Multi-Agent Reinforcement Learning for Inverse Design in Photonic Integrated Circuits
This work addresses the need for more adaptive optimization algorithms in photonic integrated circuits, which are crucial for optical computing, though it appears incremental as it applies existing RL techniques to a specific domain.
The paper tackles the problem of inverse design for photonic integrated circuits, which traditionally suffers from local minima in gradient-based optimization, by introducing multi-agent reinforcement learning algorithms that outperform previous state-of-the-art methods in two- and three-dimensional design tasks with only a few thousand environment samples.

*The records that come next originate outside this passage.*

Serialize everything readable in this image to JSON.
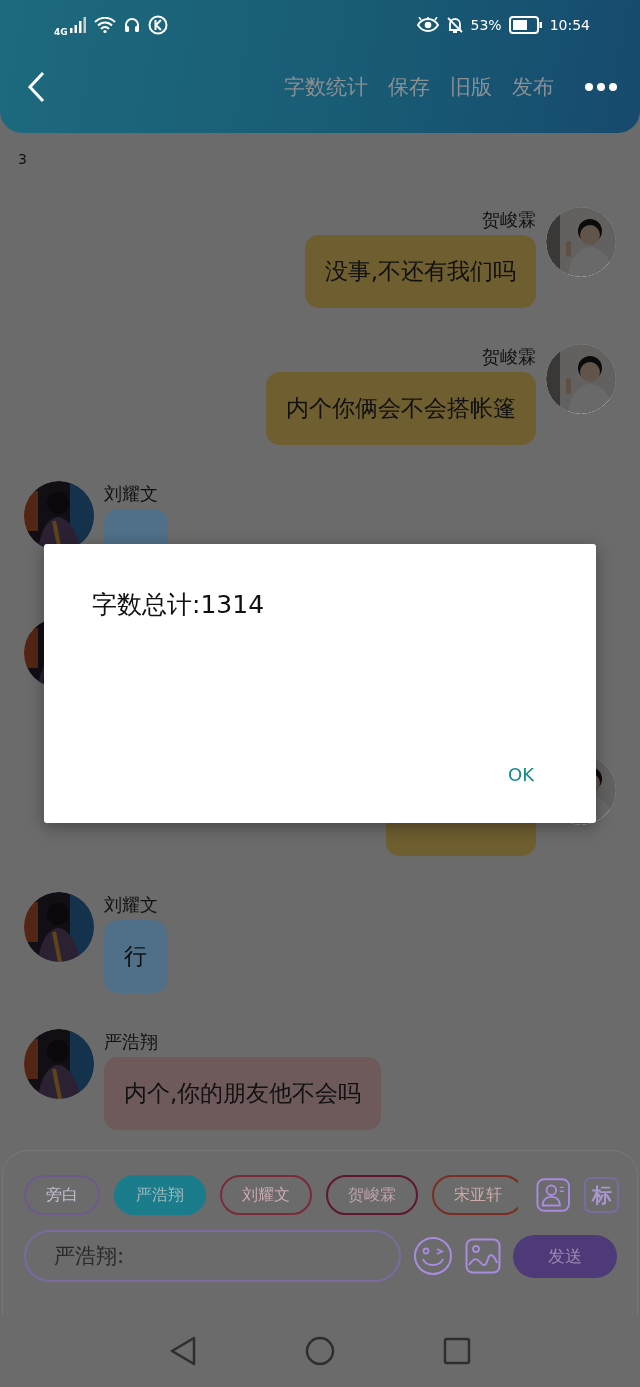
{
  "status_bar": {
    "network": "4G",
    "battery_percent": "53%",
    "time": "10:54"
  },
  "header": {
    "actions": [
      "字数统计",
      "保存",
      "旧版",
      "发布"
    ]
  },
  "chat": {
    "page_marker": "3",
    "messages": [
      {
        "kind": "outgoing",
        "sender": "贺峻霖",
        "text": "没事,不还有我们吗",
        "color": "#6e5e30"
      },
      {
        "kind": "outgoing",
        "sender": "贺峻霖",
        "text": "内个你俩会不会搭帐篷",
        "color": "#6e5e30"
      },
      {
        "kind": "incoming",
        "sender": "刘耀文",
        "color": "#4f7088"
      },
      {
        "kind": "incoming"
      },
      {
        "kind": "outgoing",
        "color": "#6e5e30"
      },
      {
        "kind": "incoming",
        "sender": "刘耀文",
        "text": "行",
        "color": "#4f7088"
      },
      {
        "kind": "incoming",
        "sender": "严浩翔",
        "text": "内个,你的朋友他不会吗",
        "color": "#6e5a5a"
      }
    ]
  },
  "dialog": {
    "message": "字数总计:1314",
    "button": "OK"
  },
  "composer": {
    "roles": [
      {
        "label": "旁白",
        "color": "#6e5a8a",
        "selected": false
      },
      {
        "label": "严浩翔",
        "color": "#1b7d8c",
        "selected": true
      },
      {
        "label": "刘耀文",
        "color": "#7a2a3a",
        "selected": false
      },
      {
        "label": "贺峻霖",
        "color": "#5e1632",
        "selected": false
      },
      {
        "label": "宋亚轩",
        "color": "#7a2e22",
        "selected": false
      }
    ],
    "tag_button": "标",
    "input_value": "严浩翔:",
    "send_button": "发送"
  }
}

Inverse design of photonic integrated circuits (PICs) has traditionally relied on gradientbased optimization. However, this approach is prone to end up in local minima, which results in suboptimal design functionality. As interest in PICs increases due to their potential for addressing modern hardware demands through optical computing, more adaptive optimization algorithms are needed. We present a reinforcement learning (RL) environment as well as multi-agent RL algorithms for the design of PICs. By discretizing the design space into a grid, we formulate the design task as an optimization problem with thousands of binary variables. We consider multiple two- and three-dimensional design tasks that represent PIC components for an optical computing system. By decomposing the design space into thousands of individual agents, our algorithms are able to optimize designs with only a few thousand environment samples. They outperform previous state-of-the-art gradient-based optimization in both twoand three-dimensional design tasks. Our work may also serve as a benchmark for further exploration of sample-efficient RL for inverse design in photonics.